I went upstairs. I looked at my room. The floor was covered with a bright purple wall-to-wall shag rug. The walls were a deep lavender. The furniture had been stained a dark purple. I came back downstairs, and she was still smiling. "Why is my room all purple?" I asked.

"The Vikings," she answered.

"Why is my room all purple?" I asked again.

"You like the Minnesota Vikings," she explained, as though I’d forgotten.

"I like to watch them play," I said. "I don’t want to live inside their color."

This seems to me a quintessential Ida story, full of both over-the-top lunacy and love. I always find it moving how tireless she is in all her efforts to please. She hunted up, somewhere, a dark-purple stain and lugged all of my furniture downstairs and outside and stained it all and then lugged it all the way back upstairs. Probably my poor father was recruited, as well. It took her hours, if not days, to make my room that ugly.

There are advantages, when it comes to engaging the world, to having a mother with the touch of a blacksmith. My father, now stricken with short-term memory loss, was considered by most of his friends and family to be one of the more anxious people they ever encountered. Ida worked relentlessly for decades to build bridges between her erratic kids—who sometimes did things that seemed to suggest that we had the collective brains of a squirrel—and her husband, who clearly preferred that we stay packed in cotton in a box until we were 21. She worked night and day to carve out a space in which we could go out into the world and screw up. And naturally, being who we were, we obliged her.

There is no one else from whom I could have learned so much about the advantages of being emotionally forthright and about the pleasures of making that emotional forthrightness vivid. You always know where Ida stands on things, whether it’s the bigheartedness of her family (a frequent subject that brings her to tears when she considers how little it’s appreciated by the rest of the world) or the horrors of waste (That’s a sin, she’ll say if anyone leaves anything that resembles food on their plate. When Ida cleans a bone, it looks as if army ants have been all over it.)

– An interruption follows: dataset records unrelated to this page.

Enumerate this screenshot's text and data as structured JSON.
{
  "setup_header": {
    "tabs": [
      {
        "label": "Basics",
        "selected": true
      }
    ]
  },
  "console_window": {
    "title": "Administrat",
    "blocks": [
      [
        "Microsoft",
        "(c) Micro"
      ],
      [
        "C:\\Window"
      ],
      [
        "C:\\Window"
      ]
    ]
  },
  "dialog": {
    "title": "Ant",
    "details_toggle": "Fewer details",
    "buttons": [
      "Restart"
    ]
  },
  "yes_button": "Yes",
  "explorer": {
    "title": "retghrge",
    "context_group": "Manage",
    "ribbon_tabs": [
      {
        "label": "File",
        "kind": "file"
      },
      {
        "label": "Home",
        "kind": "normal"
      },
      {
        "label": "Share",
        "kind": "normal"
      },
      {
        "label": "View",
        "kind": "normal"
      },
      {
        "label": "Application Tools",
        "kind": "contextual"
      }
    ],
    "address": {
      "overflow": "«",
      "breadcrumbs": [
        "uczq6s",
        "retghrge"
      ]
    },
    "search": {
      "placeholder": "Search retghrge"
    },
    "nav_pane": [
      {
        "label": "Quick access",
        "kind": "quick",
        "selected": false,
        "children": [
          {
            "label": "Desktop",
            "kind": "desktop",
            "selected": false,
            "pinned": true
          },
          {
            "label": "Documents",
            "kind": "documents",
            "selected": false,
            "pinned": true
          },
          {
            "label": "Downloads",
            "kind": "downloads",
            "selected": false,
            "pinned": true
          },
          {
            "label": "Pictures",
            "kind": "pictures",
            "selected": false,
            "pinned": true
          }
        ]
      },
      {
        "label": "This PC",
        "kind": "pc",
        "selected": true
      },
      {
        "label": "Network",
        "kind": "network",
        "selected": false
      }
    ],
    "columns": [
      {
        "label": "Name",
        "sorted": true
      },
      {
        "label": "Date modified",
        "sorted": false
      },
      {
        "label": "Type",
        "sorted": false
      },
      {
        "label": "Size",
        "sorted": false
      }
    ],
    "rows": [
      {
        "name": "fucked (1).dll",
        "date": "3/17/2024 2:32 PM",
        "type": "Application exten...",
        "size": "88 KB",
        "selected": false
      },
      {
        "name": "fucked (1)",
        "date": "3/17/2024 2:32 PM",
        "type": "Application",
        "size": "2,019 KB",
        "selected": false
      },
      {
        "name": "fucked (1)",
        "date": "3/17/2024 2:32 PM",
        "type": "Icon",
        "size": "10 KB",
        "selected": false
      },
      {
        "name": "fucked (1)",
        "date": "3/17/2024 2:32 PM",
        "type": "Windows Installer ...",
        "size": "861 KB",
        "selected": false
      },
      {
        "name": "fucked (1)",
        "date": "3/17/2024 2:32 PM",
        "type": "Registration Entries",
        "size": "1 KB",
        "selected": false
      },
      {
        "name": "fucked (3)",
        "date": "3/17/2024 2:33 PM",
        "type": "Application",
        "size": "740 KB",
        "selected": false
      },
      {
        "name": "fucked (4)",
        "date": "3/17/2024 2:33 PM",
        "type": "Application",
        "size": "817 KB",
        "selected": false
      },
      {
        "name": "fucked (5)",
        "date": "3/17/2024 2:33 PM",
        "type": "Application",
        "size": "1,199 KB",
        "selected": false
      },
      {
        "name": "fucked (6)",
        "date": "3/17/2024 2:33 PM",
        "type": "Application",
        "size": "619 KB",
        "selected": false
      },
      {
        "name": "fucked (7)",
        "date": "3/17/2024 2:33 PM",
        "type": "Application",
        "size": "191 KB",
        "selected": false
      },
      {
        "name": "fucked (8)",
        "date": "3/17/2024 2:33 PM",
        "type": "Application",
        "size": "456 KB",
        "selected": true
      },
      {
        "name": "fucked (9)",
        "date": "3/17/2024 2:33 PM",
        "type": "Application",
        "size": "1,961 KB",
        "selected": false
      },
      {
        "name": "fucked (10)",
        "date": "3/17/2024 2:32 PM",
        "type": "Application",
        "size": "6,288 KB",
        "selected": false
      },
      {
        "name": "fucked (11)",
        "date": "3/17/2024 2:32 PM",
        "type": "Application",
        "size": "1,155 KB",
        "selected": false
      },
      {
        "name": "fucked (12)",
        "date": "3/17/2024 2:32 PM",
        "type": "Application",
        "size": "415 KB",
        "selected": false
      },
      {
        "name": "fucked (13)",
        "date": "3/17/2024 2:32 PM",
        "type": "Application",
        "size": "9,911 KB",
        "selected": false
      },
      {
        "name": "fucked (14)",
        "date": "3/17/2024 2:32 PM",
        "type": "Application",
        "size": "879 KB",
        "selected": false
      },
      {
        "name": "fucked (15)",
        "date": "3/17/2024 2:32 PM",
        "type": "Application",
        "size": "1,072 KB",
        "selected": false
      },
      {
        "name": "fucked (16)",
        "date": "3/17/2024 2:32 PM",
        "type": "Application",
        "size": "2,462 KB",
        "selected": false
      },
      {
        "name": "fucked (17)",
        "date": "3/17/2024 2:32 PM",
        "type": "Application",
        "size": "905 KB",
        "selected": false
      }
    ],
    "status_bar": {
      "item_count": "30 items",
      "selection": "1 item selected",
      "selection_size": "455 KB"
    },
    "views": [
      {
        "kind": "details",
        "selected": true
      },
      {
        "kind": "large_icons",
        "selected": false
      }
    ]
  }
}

Once, when I was when I was 14 or so and we were arguing about something, I teased her that she didn't love me, and she started whacking me on the arm and back as hard as she could, one whack for each syllable, while she yelled, "Don't you tell me that I don't love you!" She was going to love me no matter what, even if she was going to have to beat me to death to prove it. There’s no one who could have better demonstrated the importance of unconditional love.

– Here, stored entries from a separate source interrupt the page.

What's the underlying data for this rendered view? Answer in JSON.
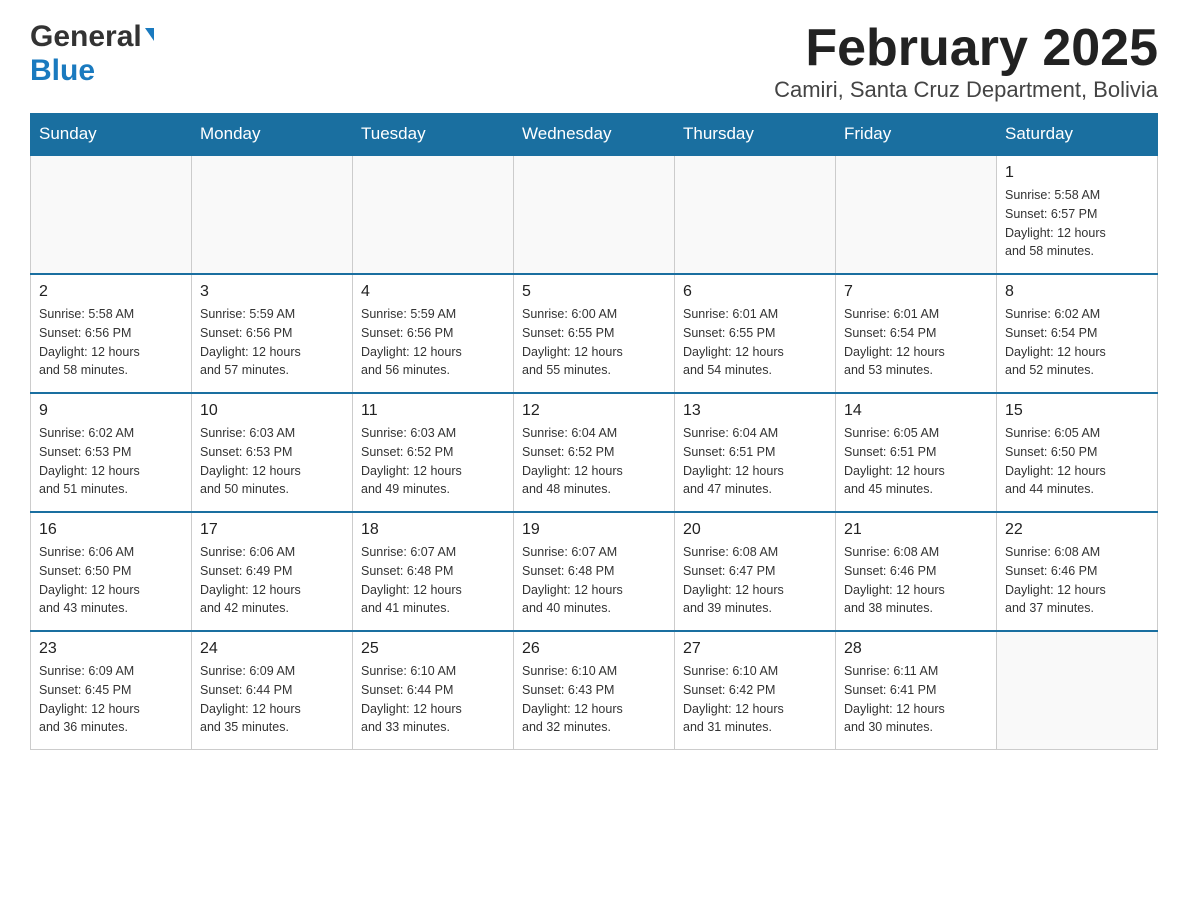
{
  "logo": {
    "general": "General",
    "blue": "Blue"
  },
  "title": "February 2025",
  "subtitle": "Camiri, Santa Cruz Department, Bolivia",
  "weekdays": [
    "Sunday",
    "Monday",
    "Tuesday",
    "Wednesday",
    "Thursday",
    "Friday",
    "Saturday"
  ],
  "weeks": [
    [
      {
        "num": "",
        "info": ""
      },
      {
        "num": "",
        "info": ""
      },
      {
        "num": "",
        "info": ""
      },
      {
        "num": "",
        "info": ""
      },
      {
        "num": "",
        "info": ""
      },
      {
        "num": "",
        "info": ""
      },
      {
        "num": "1",
        "info": "Sunrise: 5:58 AM\nSunset: 6:57 PM\nDaylight: 12 hours\nand 58 minutes."
      }
    ],
    [
      {
        "num": "2",
        "info": "Sunrise: 5:58 AM\nSunset: 6:56 PM\nDaylight: 12 hours\nand 58 minutes."
      },
      {
        "num": "3",
        "info": "Sunrise: 5:59 AM\nSunset: 6:56 PM\nDaylight: 12 hours\nand 57 minutes."
      },
      {
        "num": "4",
        "info": "Sunrise: 5:59 AM\nSunset: 6:56 PM\nDaylight: 12 hours\nand 56 minutes."
      },
      {
        "num": "5",
        "info": "Sunrise: 6:00 AM\nSunset: 6:55 PM\nDaylight: 12 hours\nand 55 minutes."
      },
      {
        "num": "6",
        "info": "Sunrise: 6:01 AM\nSunset: 6:55 PM\nDaylight: 12 hours\nand 54 minutes."
      },
      {
        "num": "7",
        "info": "Sunrise: 6:01 AM\nSunset: 6:54 PM\nDaylight: 12 hours\nand 53 minutes."
      },
      {
        "num": "8",
        "info": "Sunrise: 6:02 AM\nSunset: 6:54 PM\nDaylight: 12 hours\nand 52 minutes."
      }
    ],
    [
      {
        "num": "9",
        "info": "Sunrise: 6:02 AM\nSunset: 6:53 PM\nDaylight: 12 hours\nand 51 minutes."
      },
      {
        "num": "10",
        "info": "Sunrise: 6:03 AM\nSunset: 6:53 PM\nDaylight: 12 hours\nand 50 minutes."
      },
      {
        "num": "11",
        "info": "Sunrise: 6:03 AM\nSunset: 6:52 PM\nDaylight: 12 hours\nand 49 minutes."
      },
      {
        "num": "12",
        "info": "Sunrise: 6:04 AM\nSunset: 6:52 PM\nDaylight: 12 hours\nand 48 minutes."
      },
      {
        "num": "13",
        "info": "Sunrise: 6:04 AM\nSunset: 6:51 PM\nDaylight: 12 hours\nand 47 minutes."
      },
      {
        "num": "14",
        "info": "Sunrise: 6:05 AM\nSunset: 6:51 PM\nDaylight: 12 hours\nand 45 minutes."
      },
      {
        "num": "15",
        "info": "Sunrise: 6:05 AM\nSunset: 6:50 PM\nDaylight: 12 hours\nand 44 minutes."
      }
    ],
    [
      {
        "num": "16",
        "info": "Sunrise: 6:06 AM\nSunset: 6:50 PM\nDaylight: 12 hours\nand 43 minutes."
      },
      {
        "num": "17",
        "info": "Sunrise: 6:06 AM\nSunset: 6:49 PM\nDaylight: 12 hours\nand 42 minutes."
      },
      {
        "num": "18",
        "info": "Sunrise: 6:07 AM\nSunset: 6:48 PM\nDaylight: 12 hours\nand 41 minutes."
      },
      {
        "num": "19",
        "info": "Sunrise: 6:07 AM\nSunset: 6:48 PM\nDaylight: 12 hours\nand 40 minutes."
      },
      {
        "num": "20",
        "info": "Sunrise: 6:08 AM\nSunset: 6:47 PM\nDaylight: 12 hours\nand 39 minutes."
      },
      {
        "num": "21",
        "info": "Sunrise: 6:08 AM\nSunset: 6:46 PM\nDaylight: 12 hours\nand 38 minutes."
      },
      {
        "num": "22",
        "info": "Sunrise: 6:08 AM\nSunset: 6:46 PM\nDaylight: 12 hours\nand 37 minutes."
      }
    ],
    [
      {
        "num": "23",
        "info": "Sunrise: 6:09 AM\nSunset: 6:45 PM\nDaylight: 12 hours\nand 36 minutes."
      },
      {
        "num": "24",
        "info": "Sunrise: 6:09 AM\nSunset: 6:44 PM\nDaylight: 12 hours\nand 35 minutes."
      },
      {
        "num": "25",
        "info": "Sunrise: 6:10 AM\nSunset: 6:44 PM\nDaylight: 12 hours\nand 33 minutes."
      },
      {
        "num": "26",
        "info": "Sunrise: 6:10 AM\nSunset: 6:43 PM\nDaylight: 12 hours\nand 32 minutes."
      },
      {
        "num": "27",
        "info": "Sunrise: 6:10 AM\nSunset: 6:42 PM\nDaylight: 12 hours\nand 31 minutes."
      },
      {
        "num": "28",
        "info": "Sunrise: 6:11 AM\nSunset: 6:41 PM\nDaylight: 12 hours\nand 30 minutes."
      },
      {
        "num": "",
        "info": ""
      }
    ]
  ]
}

Ida Picarazzi was my first real supporter, mentor and teacher. Who would have guessed it? Not me, at least not for the longest time. I should have, though. What could be more compelling, after all, than a Force of Nature? Ida is a continual reminder not to do things halfway, to give oneself over to the world with a passionate intensity. I knew they loved each other, but my parents fought so much when I was a kid that when no one was yelling in the house I found myself wondering if someone had died.

And yet my brother and I have been unbelievably lucky to have been in the track of her storm. Wherever she’s passed, sure, there are branches down and leaves all over the place, but the clouds look washed and beautiful, and the sky is beginning to clear. And the storm itself, we soon realize, has been mesmerizing, has been galvanizing and has been just what was necessary to shake us into feeling what anyone who’s spent any time around Ida has always felt: as though they’ve really lived through something.